Все мы, без исключений, обладаем способностью творить, однако мало кому из нас хватает смелости ею воспользоваться. Творить – это значит предъявить себя, открыться, выставить напоказ, стать уязвимым. Красиво, но страшно. Совсем как любовь. И тот, кто на это осмеливается, зовется художником.
Его любят за то, что он отдает, и ненавидят за то, что у него хватило на это мужества. Когда оскорбляют художника, тем самым самоутверждаются. Ему пеняют на все те правила, которых он не соблюдает. На самом деле люди попрекают его из сожаления, что сами на это не осмелились.
И все же художник выставляет себя напоказ, во всех смыслах этого слова, для того чтобы мы смогли узнавать себя и расти. В каждом из нас есть частица его и наоборот. Так зачем ненавидеть то, что он открыл нам в нас самих? Когда футбольная сборная Франции стала чемпионом мира, все французы в каком-то смысле стали чемпионами мира. В искусстве все обстоит так же. Все мы немного Пикассо, Кубрик и Моцарт – при условии, что умеем их любить.
Сегодня я расскажу вам историю. Мою собственную. Доверительно. Не рассудочно. Безыскусно. Голосом ребенка. С образом мыслей ребенка. Просто грубую правду, такую, какой я ее проживал, пока время не придало ей в моих глазах особую значимость.
Надеюсь, моя история пойдет вам на пользу.
– 1 –
2 апреля 1974
Умер Помпиду.
Я купил «Эктахром 250»
[1].
Несколько лет назад, перечитав эту запись в моем дневнике, я вначале засмеялся.
Но потом мне стало не по себе. Я был в замешательстве.
Что происходило в голове этого мальчишки, который ставил на одну доску смерть президента Республики и покупку пленки?
С ним было что-то чертовски не так.
1959
Год моего рождения. Конечно, я этого совсем не помню, но мы можем воспользоваться воспоминаниями тех, кто был тому свидетелем.
Это, прежде всего, мой отец Клод. Я начинаю не с самого главного, но с самого корпулентного. Он родился в Нормандии и оказался на побережье в день высадки союзных войск в июне 1944-го.
Немцы сбрасывали бомбы, от которых загорелся дом моего отца.
Все выжившие cгрудились вокруг семилетнего Клода и поспешно оставили дом, чтобы не погибнуть в пламени пожара.
Но немецкие самолеты бомбили безостановочно, и одна из бомб настигла его семью. Погибли все, кроме Клода. Он задыхался под тяжестью защитивших его мертвых тел. С невероятным усилием оттолкнул обезглавленное тело матери, чтобы выбраться из семейной могилы. И увидел откатившуюся голову.
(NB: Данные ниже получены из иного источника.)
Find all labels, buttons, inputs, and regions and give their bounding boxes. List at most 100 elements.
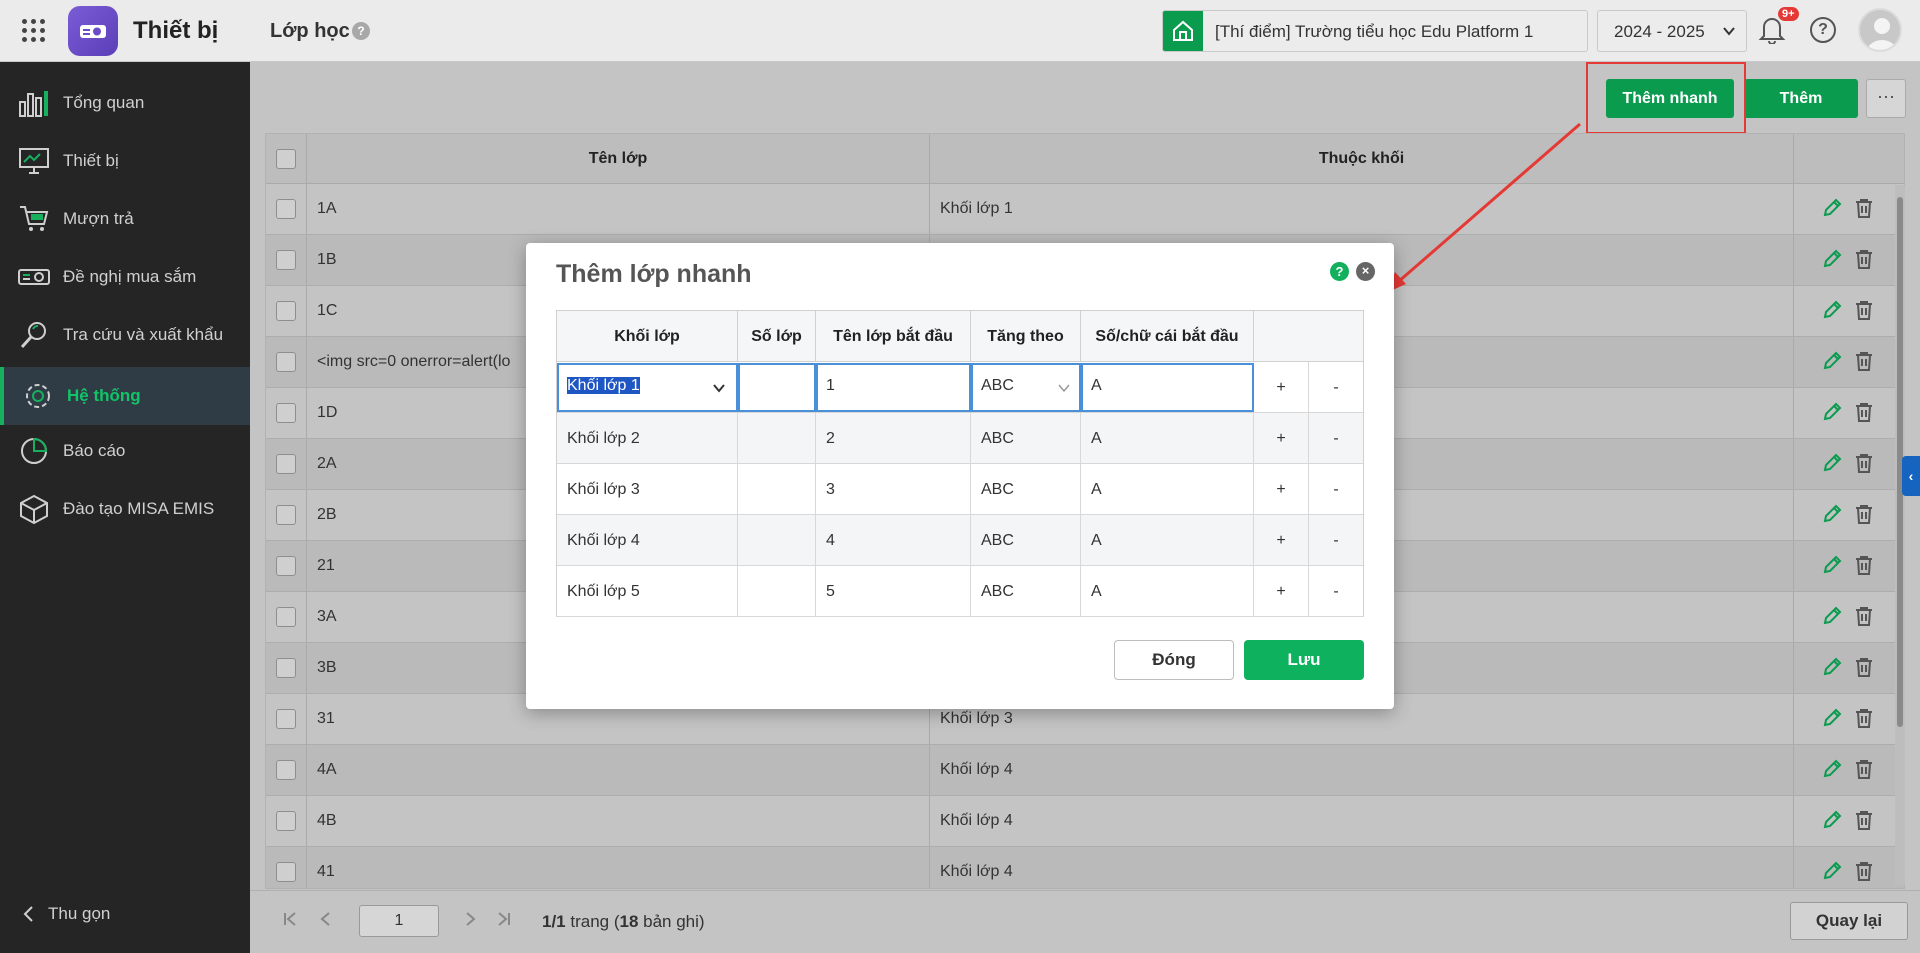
edit-icon[interactable]	[1821, 401, 1843, 423]
save-button[interactable]: Lưu	[1244, 640, 1364, 680]
add-row-button[interactable]: +	[1254, 413, 1309, 464]
sidebar-item-overview[interactable]: Tổng quan	[0, 74, 250, 132]
avatar[interactable]	[1858, 8, 1902, 52]
row-checkbox[interactable]	[276, 454, 296, 474]
grade-select[interactable]: Khối lớp 1	[557, 363, 738, 412]
add-row-button[interactable]: +	[1254, 464, 1309, 515]
increment-cell[interactable]: ABC	[971, 566, 1081, 617]
edit-icon[interactable]	[1821, 299, 1843, 321]
row-checkbox[interactable]	[276, 556, 296, 576]
sidebar-item-equipment[interactable]: Thiết bị	[0, 132, 250, 190]
sidebar-item-reports[interactable]: Báo cáo	[0, 422, 250, 480]
edit-icon[interactable]	[1821, 758, 1843, 780]
delete-icon[interactable]	[1853, 758, 1875, 780]
edit-icon[interactable]	[1821, 809, 1843, 831]
school-selector[interactable]: [Thí điểm] Trường tiểu học Edu Platform …	[1162, 10, 1588, 52]
add-button[interactable]: Thêm	[1744, 79, 1858, 118]
start-char-input[interactable]: A	[1081, 363, 1254, 412]
delete-icon[interactable]	[1853, 707, 1875, 729]
increment-cell[interactable]: ABC	[971, 515, 1081, 566]
add-row-button[interactable]: +	[1254, 362, 1309, 413]
sidebar-item-system[interactable]: Hệ thống	[0, 367, 250, 425]
first-page-icon[interactable]	[282, 911, 298, 927]
delete-icon[interactable]	[1853, 809, 1875, 831]
page-number-input[interactable]: 1	[359, 905, 439, 937]
start-name-input[interactable]: 1	[816, 363, 971, 412]
delete-icon[interactable]	[1853, 605, 1875, 627]
back-button[interactable]: Quay lại	[1790, 902, 1908, 940]
table-row[interactable]: 4A Khối lớp 4	[266, 745, 1904, 796]
close-button[interactable]: Đóng	[1114, 640, 1234, 680]
remove-row-button[interactable]: -	[1309, 464, 1363, 515]
table-row[interactable]: 41 Khối lớp 4	[266, 847, 1904, 888]
last-page-icon[interactable]	[496, 911, 512, 927]
class-count-input[interactable]	[738, 363, 816, 412]
edit-icon[interactable]	[1821, 605, 1843, 627]
row-checkbox[interactable]	[276, 658, 296, 678]
row-checkbox[interactable]	[276, 811, 296, 831]
delete-icon[interactable]	[1853, 860, 1875, 882]
remove-row-button[interactable]: -	[1309, 515, 1363, 566]
remove-row-button[interactable]: -	[1309, 566, 1363, 617]
row-checkbox[interactable]	[276, 352, 296, 372]
edit-icon[interactable]	[1821, 452, 1843, 474]
increment-cell[interactable]: ABC	[971, 464, 1081, 515]
page-help-icon[interactable]: ?	[352, 22, 370, 40]
select-all-checkbox[interactable]	[276, 149, 296, 169]
row-checkbox[interactable]	[276, 199, 296, 219]
delete-icon[interactable]	[1853, 248, 1875, 270]
sidebar-item-training[interactable]: Đào tạo MISA EMIS	[0, 480, 250, 538]
row-checkbox[interactable]	[276, 760, 296, 780]
start-char-cell[interactable]: A	[1081, 413, 1254, 464]
start-char-cell[interactable]: A	[1081, 566, 1254, 617]
dialog-close-icon[interactable]: ×	[1356, 262, 1375, 281]
increment-select[interactable]: ABC	[971, 363, 1081, 412]
row-checkbox[interactable]	[276, 607, 296, 627]
start-name-cell[interactable]: 4	[816, 515, 971, 566]
delete-icon[interactable]	[1853, 452, 1875, 474]
delete-icon[interactable]	[1853, 350, 1875, 372]
start-char-cell[interactable]: A	[1081, 515, 1254, 566]
edit-icon[interactable]	[1821, 656, 1843, 678]
row-checkbox[interactable]	[276, 709, 296, 729]
row-checkbox[interactable]	[276, 862, 296, 882]
row-checkbox[interactable]	[276, 301, 296, 321]
class-count-cell[interactable]	[738, 515, 816, 566]
delete-icon[interactable]	[1853, 299, 1875, 321]
remove-row-button[interactable]: -	[1309, 413, 1363, 464]
sidebar-item-purchase[interactable]: Đề nghị mua sắm	[0, 248, 250, 306]
table-row[interactable]: 1A Khối lớp 1	[266, 184, 1904, 235]
delete-icon[interactable]	[1853, 197, 1875, 219]
increment-cell[interactable]: ABC	[971, 413, 1081, 464]
add-row-button[interactable]: +	[1254, 515, 1309, 566]
collapse-sidebar-button[interactable]: Thu gọn	[22, 904, 110, 924]
help-icon[interactable]: ?	[1810, 17, 1836, 43]
start-char-cell[interactable]: A	[1081, 464, 1254, 515]
prev-page-icon[interactable]	[318, 911, 334, 927]
table-row[interactable]: 4B Khối lớp 4	[266, 796, 1904, 847]
delete-icon[interactable]	[1853, 503, 1875, 525]
sidebar-item-lookup-export[interactable]: Tra cứu và xuất khẩu	[0, 306, 250, 364]
grade-cell[interactable]: Khối lớp 2	[557, 413, 738, 464]
delete-icon[interactable]	[1853, 554, 1875, 576]
row-checkbox[interactable]	[276, 403, 296, 423]
dialog-help-icon[interactable]: ?	[1330, 262, 1349, 281]
apps-grid-icon[interactable]	[22, 19, 46, 43]
class-count-cell[interactable]	[738, 464, 816, 515]
grade-cell[interactable]: Khối lớp 3	[557, 464, 738, 515]
year-selector[interactable]: 2024 - 2025	[1597, 10, 1747, 52]
row-checkbox[interactable]	[276, 505, 296, 525]
edit-icon[interactable]	[1821, 248, 1843, 270]
edit-icon[interactable]	[1821, 197, 1843, 219]
start-name-cell[interactable]: 2	[816, 413, 971, 464]
side-panel-toggle[interactable]: ‹	[1902, 456, 1920, 496]
delete-icon[interactable]	[1853, 401, 1875, 423]
edit-icon[interactable]	[1821, 860, 1843, 882]
more-options-button[interactable]: ···	[1866, 79, 1906, 118]
add-row-button[interactable]: +	[1254, 566, 1309, 617]
row-checkbox[interactable]	[276, 250, 296, 270]
delete-icon[interactable]	[1853, 656, 1875, 678]
sidebar-item-borrow[interactable]: Mượn trả	[0, 190, 250, 248]
edit-icon[interactable]	[1821, 503, 1843, 525]
grade-cell[interactable]: Khối lớp 4	[557, 515, 738, 566]
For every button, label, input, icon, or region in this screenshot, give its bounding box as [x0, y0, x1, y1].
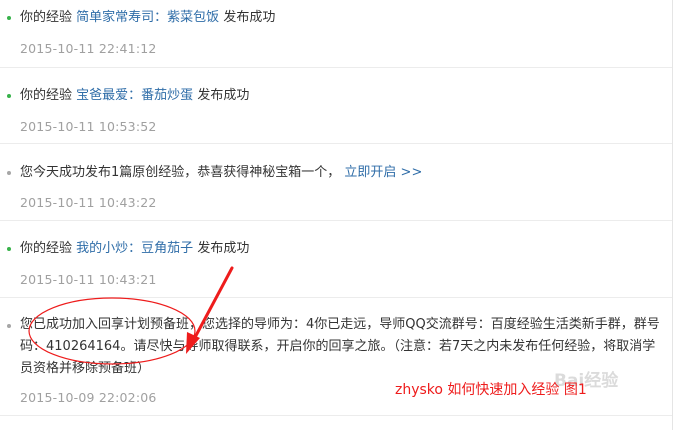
annotation-arrow-shaft: [190, 266, 234, 345]
annotation-ellipse: [28, 297, 196, 365]
annotation-caption: zhysko 如何快速加入经验 图1: [395, 382, 587, 398]
notification-page: 你的经验 简单家常寿司：紫菜包饭 发布成功 2015-10-11 22:41:1…: [0, 0, 682, 430]
annotation-arrow-head: [186, 332, 200, 354]
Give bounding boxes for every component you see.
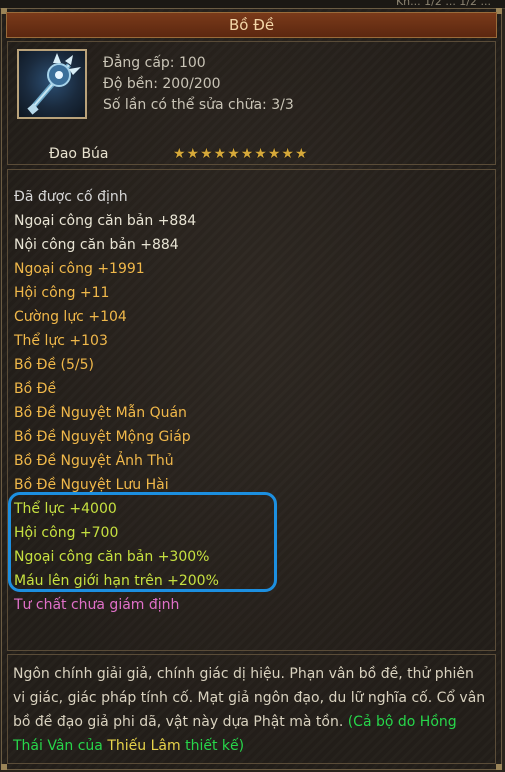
item-repair-count: Số lần có thể sửa chữa: 3/3 (103, 97, 294, 113)
item-title: Bồ Đề (228, 16, 275, 34)
frame-corner-decoration (496, 764, 502, 770)
attribute-line: Hội công +11 (14, 285, 110, 301)
set-piece: Bồ Đề Nguyệt Mẫn Quán (14, 405, 187, 421)
attribute-line: Đã được cố định (14, 189, 128, 205)
attribute-line: Ngoại công căn bản +884 (14, 213, 197, 229)
set-piece: Bồ Đề Nguyệt Mộng Giáp (14, 429, 191, 445)
attribute-line: Nội công căn bản +884 (14, 237, 179, 253)
credit-sect: Thiếu Lâm (107, 738, 181, 754)
highlight-annotation-box (8, 492, 277, 592)
attribute-line: Cường lực +104 (14, 309, 127, 325)
item-durability: Độ bền: 200/200 (103, 76, 221, 92)
trident-weapon-icon (17, 49, 87, 119)
item-tooltip: Bồ Đề Đẳng cấp: 100 Độ bền: 200/200 Số l… (1, 8, 502, 770)
weapon-class-row: Đao Búa ★★★★★★★★★★ (7, 145, 496, 165)
attribute-line: Ngoại công +1991 (14, 261, 145, 277)
attribute-line: Thể lực +103 (14, 333, 108, 349)
frame-corner-decoration (1, 764, 7, 770)
set-piece: Bồ Đề (14, 381, 57, 397)
top-strip-text: Kh... 1/2 ... 1/2 ... (395, 0, 491, 8)
set-piece: Bồ Đề Nguyệt Lưu Hài (14, 477, 169, 493)
title-bar: Bồ Đề (6, 12, 497, 38)
description-text: Ngôn chính giải giả, chính giác dị hiệu.… (13, 662, 489, 758)
item-description: Ngôn chính giải giả, chính giác dị hiệu.… (7, 654, 496, 764)
credit-suffix: thiết kế) (180, 738, 245, 754)
weapon-class: Đao Búa (49, 146, 109, 162)
aptitude-status: Tư chất chưa giám định (14, 597, 180, 613)
attribute-list: Đã được cố định Ngoại công căn bản +884 … (7, 169, 496, 651)
set-bonus-title: Bồ Đề (5/5) (14, 357, 94, 373)
star-rating: ★★★★★★★★★★ (173, 146, 309, 162)
set-piece: Bồ Đề Nguyệt Ảnh Thủ (14, 453, 174, 469)
item-level: Đẳng cấp: 100 (103, 55, 206, 71)
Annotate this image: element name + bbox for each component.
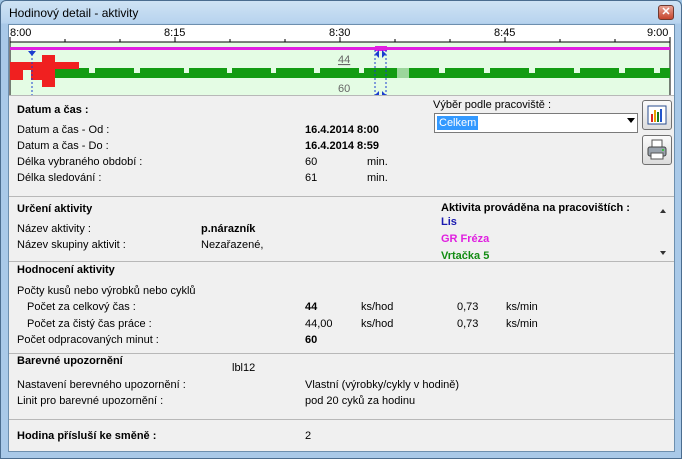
color-warning-lbl: lbl12 [232,362,256,374]
datetime-section: Datum a čas : Datum a čas - Od : 16.4.20… [9,95,674,196]
chevron-down-icon[interactable] [627,118,635,123]
net-min-unit: ks/min [506,318,538,330]
activity-section: Určení aktivity Název aktivity : p.náraz… [9,196,674,261]
warning-setting-value: Vlastní (výrobky/cykly v hodině) [305,379,460,391]
window-title: Hodinový detail - aktivity [9,6,139,20]
shift-label: Hodina přísluší ke směně : [17,430,157,442]
magenta-highlight [375,46,387,51]
marker-top-value: 44 [338,54,350,66]
hour-timeline[interactable]: 8:00 8:15 8:30 8:45 9:00 44 60 [9,25,674,95]
warning-setting-label: Nastavení berevného upozornění : [17,379,186,391]
title-bar: Hodinový detail - aktivity ✕ [1,1,681,25]
workplace-select-label: Výběr podle pracoviště : [433,99,552,111]
printer-icon [647,139,667,160]
warning-limit-label: Linit pro barevné upozornění : [17,395,164,407]
total-value: 44 [305,301,318,313]
window: Hodinový detail - aktivity ✕ 8:00 8:15 8… [0,0,682,459]
workplace-select[interactable]: Celkem [434,113,638,133]
tick-label-845: 8:45 [494,27,515,39]
workplace-select-value: Celkem [437,116,479,130]
workplaces-list[interactable]: Lis GR Fréza Vrtačka 5 [441,215,653,261]
total-min-value: 0,73 [457,301,479,313]
shift-section: Hodina přísluší ke směně : 2 [9,419,674,451]
activity-name-label: Název aktivity : [17,223,91,235]
color-warning-section: Barevné upozornění lbl12 Nastavení berev… [9,353,674,419]
total-label: Počet za celkový čas : [27,301,136,313]
shift-value: 2 [305,430,312,442]
warning-limit-value: pod 20 cyků za hodinu [305,395,416,407]
tracking-label: Délka sledování : [17,172,102,184]
marker-bottom-value: 60 [338,83,350,95]
tracking-value: 61 [305,172,318,184]
period-label: Délka vybraného období : [17,156,143,168]
from-label: Datum a čas - Od : [17,124,110,136]
total-unit: ks/hod [361,301,394,313]
minutes-value: 60 [305,334,318,346]
tick-label-830: 8:30 [329,27,350,39]
color-warning-heading: Barevné upozornění [17,355,123,367]
net-value: 44,00 [305,318,333,330]
green-activity-bar [10,68,670,78]
net-unit: ks/hod [361,318,394,330]
client-area: 8:00 8:15 8:30 8:45 9:00 44 60 Datum a č… [8,24,675,452]
chart-button[interactable] [642,100,672,130]
workplaces-heading: Aktivita prováděna na pracovištích : [441,202,630,214]
activity-group-label: Název skupiny aktivit : [17,239,126,251]
tracking-unit: min. [367,172,388,184]
activity-heading: Určení aktivity [17,203,93,215]
bar-chart-icon [647,105,667,125]
workplace-item[interactable]: Vrtačka 5 [441,250,489,261]
activity-group-value: Nezařazené, [201,239,264,251]
net-label: Počet za čistý čas práce : [27,318,152,330]
datetime-heading: Datum a čas : [17,104,89,116]
to-label: Datum a čas - Do : [17,140,109,152]
close-button[interactable]: ✕ [658,5,674,20]
scroll-up-icon [660,209,666,213]
total-min-unit: ks/min [506,301,538,313]
activity-name-value: p.nárazník [201,223,256,235]
count-label: Počty kusů nebo výrobků nebo cyklů [17,285,196,297]
tick-label-800: 8:00 [10,27,31,39]
workplace-item[interactable]: GR Fréza [441,233,489,245]
evaluation-section: Hodnocení aktivity Počty kusů nebo výrob… [9,261,674,353]
magenta-activity-bar [10,47,670,50]
workplaces-scrollbar[interactable] [657,205,669,259]
to-value: 16.4.2014 8:59 [305,140,380,152]
minutes-label: Počet odpracovaných minut : [17,334,159,346]
tick-label-900: 9:00 [647,27,668,39]
workplace-item[interactable]: Lis [441,216,457,228]
print-button[interactable] [642,135,672,165]
timeline-graph: 8:00 8:15 8:30 8:45 9:00 44 60 [9,27,671,95]
scroll-down-icon [660,251,666,255]
net-min-value: 0,73 [457,318,479,330]
evaluation-heading: Hodnocení aktivity [17,264,115,276]
period-unit: min. [367,156,388,168]
tick-label-815: 8:15 [164,27,185,39]
period-value: 60 [305,156,318,168]
from-value: 16.4.2014 8:00 [305,124,380,136]
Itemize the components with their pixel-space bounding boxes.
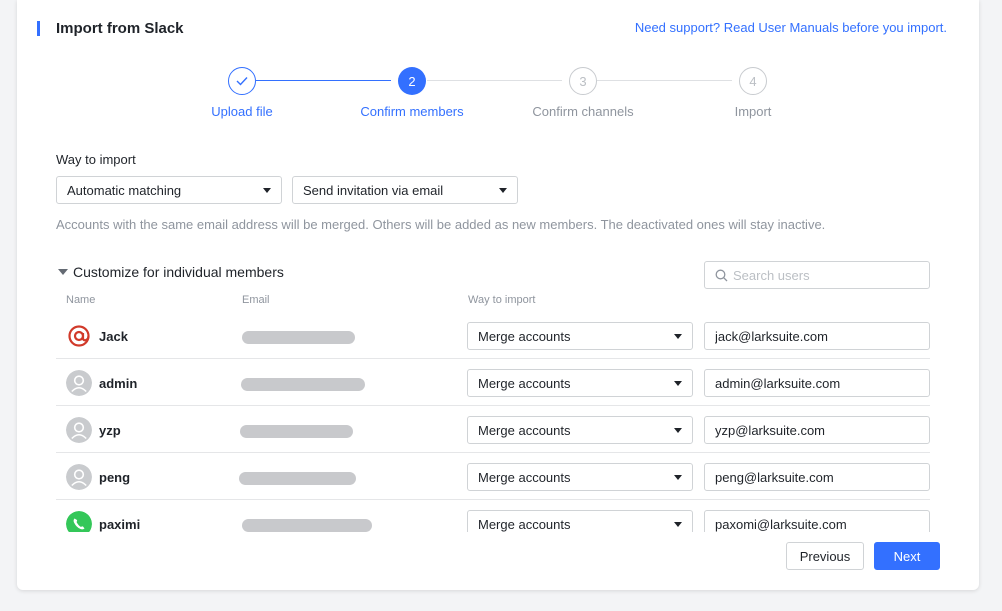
caret-down-icon <box>263 188 271 193</box>
next-button[interactable]: Next <box>874 542 940 570</box>
step-connector-3 <box>597 80 732 81</box>
email-redacted <box>242 519 372 532</box>
caret-down-icon <box>674 522 682 527</box>
way-select-value: Merge accounts <box>478 516 571 532</box>
caret-down-icon <box>674 428 682 433</box>
invitation-select-value: Send invitation via email <box>303 182 444 198</box>
member-name: paximi <box>99 517 141 532</box>
caret-down-icon <box>499 188 507 193</box>
email-redacted <box>240 425 353 438</box>
way-select-value: Merge accounts <box>478 375 571 391</box>
default-user-icon <box>66 464 92 490</box>
default-user-icon <box>66 417 92 443</box>
customize-section-title[interactable]: Customize for individual members <box>73 264 284 280</box>
way-to-import-select[interactable]: Merge accounts <box>467 322 693 350</box>
phone-icon <box>66 511 92 532</box>
target-email-field[interactable] <box>704 463 930 491</box>
target-email-field[interactable] <box>704 416 930 444</box>
merge-hint: Accounts with the same email address wil… <box>56 217 826 232</box>
way-to-import-select[interactable]: Merge accounts <box>467 416 693 444</box>
step-3-marker: 3 <box>569 67 597 95</box>
default-user-icon <box>66 370 92 396</box>
member-name: peng <box>99 470 131 485</box>
way-select-value: Merge accounts <box>478 469 571 485</box>
way-to-import-select[interactable]: Merge accounts <box>467 369 693 397</box>
step-4-marker: 4 <box>739 67 767 95</box>
support-link[interactable]: Need support? Read User Manuals before y… <box>635 20 947 35</box>
caret-down-icon <box>674 381 682 386</box>
member-row: admin Merge accounts <box>56 359 930 406</box>
email-redacted <box>239 472 356 485</box>
step-connector-2 <box>427 80 562 81</box>
matching-select-value: Automatic matching <box>67 182 182 198</box>
page-title: Import from Slack <box>56 20 184 37</box>
way-to-import-select[interactable]: Merge accounts <box>467 510 693 532</box>
member-name: yzp <box>99 423 121 438</box>
way-select-value: Merge accounts <box>478 422 571 438</box>
member-name: admin <box>99 376 138 391</box>
column-header-name: Name <box>66 294 96 306</box>
member-row: yzp Merge accounts <box>56 406 930 453</box>
step-3-label: Confirm channels <box>532 104 634 119</box>
title-accent-bar <box>37 21 40 36</box>
way-to-import-label: Way to import <box>56 152 136 167</box>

Его мать звали Роз.
Семья была уничтожена. Из всех близких Клода в живых оставался только его отец, содержавшийся в лагере для военнопленных где-то в Германии.
Несколько дней мой отец слонялся по развалинам, пока его не ранило в ногу осколком снаряда. Тогда-то Клода подобрали американцы. Он оказался в полевом госпитале, где сдружился с мальчишкой, у которого была ампутирована нога.
Дальше начались проблемы, поскольку необходимо было найти родственника, который взял бы на себя заботу о ребенке, но в такой неразберихе установить связь с его родственниками не представлялось возможным. Из оставшихся в живых членов семьи мальчик помнил лишь несколько имен и название деревни: Сель-Сен-Дени. Властям потребовалось несколько месяцев, чтобы решить наконец этот вопрос, и маленького Клода отправили к его двоюродным братьям. Проблема заключалась в том, что в деревне жили два двоюродных брата, дяди Клода, которые совсем не общались между собой из-за давних семейных дрязг.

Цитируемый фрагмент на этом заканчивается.